The knight gave a solemn nod. “Then command me, my lady. What you wish will be done.”
“Very well, Sir Manassen.” I stood up from the chair, magpies ruffling their feathers behind me. “You will carry a message to court, under the auspices of protecting your King, which I will write and sign as proof, and you will speak aloud. I have been too quiet for far too long. Let Arthur and Camelot hear my voice.”
I looked at Tressa, already waiting with parchment before her, quill poised.
“Where I will start is with the truth,” I said, and she began writing. “I am an adulteress, a woman of ambition and cunning, and a sorceress in possession of great knowledge and exceptional powers. I have both given and taken, fixed and broken, wronged and been wronged, and never in my life have I stopped fighting for the freedom that is rightfully mine. For all this, I am not sorry. I have been a despairing girl, a reluctant queen, a firebrand wife, a sister in need, a thwarted mother, an unrepentant lover, and have chosen defiance against this realm and its attempts to cage me. But I am not a traitoress, neither to King Arthur nor the Crown of All Britain.
“I loved a good man, Sir Accolon of Gaul, who was valiant, honourable and true, and did not deserve his death at King Arthur’s hand. Such an act was selfish, cruel and unjust, and a scourge of shame against the High King. I am not guilty of treason, but I will have vengeance upon those who brought about my ruin, and in doing so caused the death of the man I loved better than this entire godforsaken world.
“For all of this, I will work to destroy the castle of lies and artifice that Camelot represents. Every gossiping hypocrisy of the court, I will expose it; every foot Queen Guinevere puts wrong, I will shine upon her an unforgiving light. And for my self-righteous, murderous brother, I will save my closest scrutiny—every ideal, every rule he spouts forth that he secretly ignores when it does not serve his purpose, he will feel my sharp gaze and hear my voice in his inconstant mind, calling him the deceiver he is. The loyal sister who once loved him is now a Fury reborn. King Arthur will feel my wrath and remember me, and know what it is to have Morgan as an enemy.”
I closed my eyes and let out a long breath, and it was as if the whole room, the building, the land beyond within the silver-threaded veil of my protection, exhaled with me.
“Is it finished?” Tressa asked.
“Yes,” I said. “And it has just begun. All I must do is sign it.”
Alys received the paper from Tressa’s desk and brought it to my waiting hand.

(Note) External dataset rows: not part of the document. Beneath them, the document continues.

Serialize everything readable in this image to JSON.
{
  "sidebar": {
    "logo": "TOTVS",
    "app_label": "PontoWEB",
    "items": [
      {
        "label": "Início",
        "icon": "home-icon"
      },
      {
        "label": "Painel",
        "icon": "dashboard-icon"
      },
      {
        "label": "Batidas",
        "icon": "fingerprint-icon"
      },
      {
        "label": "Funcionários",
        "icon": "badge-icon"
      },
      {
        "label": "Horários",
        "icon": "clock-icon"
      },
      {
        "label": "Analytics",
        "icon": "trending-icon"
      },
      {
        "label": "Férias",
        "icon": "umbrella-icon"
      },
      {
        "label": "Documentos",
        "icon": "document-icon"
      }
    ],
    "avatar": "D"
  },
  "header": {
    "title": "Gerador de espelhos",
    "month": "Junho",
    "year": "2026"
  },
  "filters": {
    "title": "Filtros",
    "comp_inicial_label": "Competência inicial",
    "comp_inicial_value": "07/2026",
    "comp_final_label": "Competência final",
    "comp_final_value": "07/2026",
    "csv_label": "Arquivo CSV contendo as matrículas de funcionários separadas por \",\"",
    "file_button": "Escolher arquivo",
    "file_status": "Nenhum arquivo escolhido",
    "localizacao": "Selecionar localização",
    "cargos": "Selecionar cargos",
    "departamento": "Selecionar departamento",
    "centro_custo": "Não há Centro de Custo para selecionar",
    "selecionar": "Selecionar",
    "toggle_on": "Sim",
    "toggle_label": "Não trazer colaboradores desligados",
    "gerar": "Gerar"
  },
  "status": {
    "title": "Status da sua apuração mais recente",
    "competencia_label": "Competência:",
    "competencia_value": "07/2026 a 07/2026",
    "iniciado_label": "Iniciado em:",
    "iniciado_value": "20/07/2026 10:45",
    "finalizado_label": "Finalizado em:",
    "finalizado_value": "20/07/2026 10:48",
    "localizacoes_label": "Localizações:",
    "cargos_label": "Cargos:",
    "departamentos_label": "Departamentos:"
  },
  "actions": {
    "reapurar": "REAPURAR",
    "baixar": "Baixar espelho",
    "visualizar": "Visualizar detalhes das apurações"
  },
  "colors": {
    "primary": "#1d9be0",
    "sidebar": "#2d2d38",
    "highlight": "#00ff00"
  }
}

I reached across my desk and picked up a shining, blue-black quill, a gift one of the magpies had left me in the final, aching days of last summer, as they shed their feathers and were remade. Steeping the nib in ink, I read the letter, then marked it with three words, encompassing my sense of self, my enduring presence, all that I had become.
I lifted the paper and blew on the ink, taking one last glance at what I had done. It looked and felt entirely right.
Sir Manassen took the parchment from me with an undaunted bow. “Any concluding words, my lady?”
“Yes,” I said. “Tell them, I am, and will remain, Morgan le Fay.”